Honestly, being that this is a horror AND dark fantasy column, I’ve been neglecting dark fantasy. Sure I brought up Clive Barker and H.P. Lovecraft, some of the 20th century’s more renowned surveyors of the darker side of fantasy, but I’ve never really brought up any one topic in dark fantasy and discussed it with you at length. This time around, the topic is the long-lived game and fiction of “Warhammer.”
There are a couple of things that you may notice in the differences between high fantasy and dark fantasy. First, with high fantasy there’s always hope. Regardless of how bad it gets, there are those who will stand firm and win the day on both their morals and their laurels. Dark fantasy takes the other route. There is no hope because history will repeat itself. War never ends. The legions of the damned never stop growing. We are doomed. If we survive, it isn’t on our morals or laurels. It was just getting lucky at dodging the bullet the last time.

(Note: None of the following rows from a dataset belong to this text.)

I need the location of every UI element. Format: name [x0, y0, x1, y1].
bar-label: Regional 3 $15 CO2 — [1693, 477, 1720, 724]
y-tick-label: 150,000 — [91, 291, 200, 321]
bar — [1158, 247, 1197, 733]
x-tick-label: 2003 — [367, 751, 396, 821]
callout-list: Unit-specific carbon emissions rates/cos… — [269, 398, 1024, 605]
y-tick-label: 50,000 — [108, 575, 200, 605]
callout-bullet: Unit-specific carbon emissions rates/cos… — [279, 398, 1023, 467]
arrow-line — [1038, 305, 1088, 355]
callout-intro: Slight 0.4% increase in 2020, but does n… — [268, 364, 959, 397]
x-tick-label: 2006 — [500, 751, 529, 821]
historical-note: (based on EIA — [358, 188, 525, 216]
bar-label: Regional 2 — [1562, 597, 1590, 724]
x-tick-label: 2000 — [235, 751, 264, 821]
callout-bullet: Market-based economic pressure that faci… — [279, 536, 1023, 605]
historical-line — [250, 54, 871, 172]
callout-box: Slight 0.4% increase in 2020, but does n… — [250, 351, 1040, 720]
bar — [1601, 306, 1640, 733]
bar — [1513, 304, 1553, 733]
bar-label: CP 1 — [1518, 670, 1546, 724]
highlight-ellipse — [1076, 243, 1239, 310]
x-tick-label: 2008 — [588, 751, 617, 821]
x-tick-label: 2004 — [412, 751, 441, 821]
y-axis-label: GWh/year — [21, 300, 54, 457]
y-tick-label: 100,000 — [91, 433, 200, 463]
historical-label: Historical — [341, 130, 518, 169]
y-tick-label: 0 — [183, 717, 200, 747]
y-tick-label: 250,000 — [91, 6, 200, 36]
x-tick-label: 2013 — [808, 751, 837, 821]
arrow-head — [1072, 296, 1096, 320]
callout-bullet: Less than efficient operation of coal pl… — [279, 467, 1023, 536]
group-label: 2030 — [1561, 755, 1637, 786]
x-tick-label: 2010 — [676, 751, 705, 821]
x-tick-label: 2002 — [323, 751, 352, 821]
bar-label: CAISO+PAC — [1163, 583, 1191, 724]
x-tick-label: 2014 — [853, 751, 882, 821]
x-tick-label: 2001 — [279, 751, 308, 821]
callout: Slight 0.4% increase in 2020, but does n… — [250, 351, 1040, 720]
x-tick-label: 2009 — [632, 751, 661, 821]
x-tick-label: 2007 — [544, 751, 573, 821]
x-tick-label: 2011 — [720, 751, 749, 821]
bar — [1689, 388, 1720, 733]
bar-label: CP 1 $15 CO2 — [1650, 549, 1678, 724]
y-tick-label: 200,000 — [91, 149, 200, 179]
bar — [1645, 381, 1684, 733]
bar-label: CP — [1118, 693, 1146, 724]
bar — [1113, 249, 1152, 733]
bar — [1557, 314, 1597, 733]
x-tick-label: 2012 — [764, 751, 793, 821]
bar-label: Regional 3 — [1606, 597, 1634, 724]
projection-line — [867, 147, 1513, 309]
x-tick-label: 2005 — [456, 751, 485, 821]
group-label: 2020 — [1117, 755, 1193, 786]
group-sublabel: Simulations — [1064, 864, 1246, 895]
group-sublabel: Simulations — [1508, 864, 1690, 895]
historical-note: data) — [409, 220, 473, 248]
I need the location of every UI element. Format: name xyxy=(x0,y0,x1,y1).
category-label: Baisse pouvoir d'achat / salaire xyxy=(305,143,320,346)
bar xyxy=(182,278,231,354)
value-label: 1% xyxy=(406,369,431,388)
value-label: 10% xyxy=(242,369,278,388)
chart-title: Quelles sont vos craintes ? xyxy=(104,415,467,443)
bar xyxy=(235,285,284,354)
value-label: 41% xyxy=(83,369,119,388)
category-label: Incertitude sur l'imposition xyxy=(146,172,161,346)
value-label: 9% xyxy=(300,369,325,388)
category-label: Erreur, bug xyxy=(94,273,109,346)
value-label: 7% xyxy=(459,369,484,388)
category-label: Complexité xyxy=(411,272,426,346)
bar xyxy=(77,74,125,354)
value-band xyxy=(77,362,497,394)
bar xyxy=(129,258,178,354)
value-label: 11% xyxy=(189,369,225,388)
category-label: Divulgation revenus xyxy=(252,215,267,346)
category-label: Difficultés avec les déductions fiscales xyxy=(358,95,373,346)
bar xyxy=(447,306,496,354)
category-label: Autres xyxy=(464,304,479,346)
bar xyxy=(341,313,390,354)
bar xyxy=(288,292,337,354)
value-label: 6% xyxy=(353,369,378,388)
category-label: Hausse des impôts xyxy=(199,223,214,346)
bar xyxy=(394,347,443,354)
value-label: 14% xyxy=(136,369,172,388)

“Warhammer” and its sci-fi successor “Warhammer 40,000” follow the tenets of dark fantasy to the letter. “Warhammer 40,000” will be discussed at length in a later column, though. The world(s) are ones besieged by war on a physical, mental and spiritual level. With “Warhammer” there are two sides. There is the Alliance of Order (humans, high elves, wood elves, dwarves and halflings). Then there is the Alliance of Destruction (orks, dark elves, vampires, zombies, beastmen, ratmen/skaven, chaos and all the daemons, gods and demi-gods that followers of chaos follow). Just because there is an unspoken alliance, it’s very shaky. They are little more than alliances of convenience when there’s something else to kill.
The world of “Warhammer” is a mixture of feudal Europe as a whole and England circa the Industrial Revolution. Each of the races are various stereotypes around the world. Orks are sports hooligans at large, where their biggest ambition is to hit something with something else while drunk. Dwarves are mine workers, spending most of their lives in holes in the ground, fighting when they’re called short and don’t have much in the way of money, but lots in the way of resources. High elves are the upper class who don’t know anything about a hard day’s work. Dark elves are the same as high elves if they got involved in drugs. Wood elves are the high elves who just decided to hide in the woods drinking wine and philosophizing about nature and spirituality. Humans are your standard middle class, just sneaking by with enough to survive and occasionally getting something nice, but the nicety comes at a high cost. Vampires are cold, heartless bloodsuckers that usually enjoy some finery aka lawyers. Zombies are zombies much like any other conception. Chaos is self-explanatory. It’s a force that causes random mutations and events that horrify some and amuse others. By random mutations, I mean like a human randomly losing his/her legs and sprouting eight spider legs or someone’s forearm turning into a sword. It doesn’t make sense. The daemons are simply daemons. There’s no other way to put it. They are the malevolent forces “beyond the veil of madness.”
As stated earlier, the world is both sustained and destroyed by the economy of war. Someone is always fighting someone else, whether it’s a matter of honor, morality or just basic survival. Even the heroes are not safe from the embrace of death, as the “Vampire Wars” omnibus shows. Everyone who was an icon of heroism or infamy dies a horrible death and war just continues. Everyone fights. Everyone dies eventually. There is no hope for peace, and often you’ll find yourself right back at the beginning again, as shown in “The Blackhearts Omnibus” where at the end, when they’ve just escaped service at the point of a blade, their only option is to join the militia serving under their former enslaver.
There is just no hope, and it works. It works as fiction for the games of the franchise. It works as stand-alone fiction. It works as fantasy, but due to its hopelessness, it’s not your regular high fantasy or pulp fantasy. It’s just purely gothic and absolutely gorgeous dark fantasy.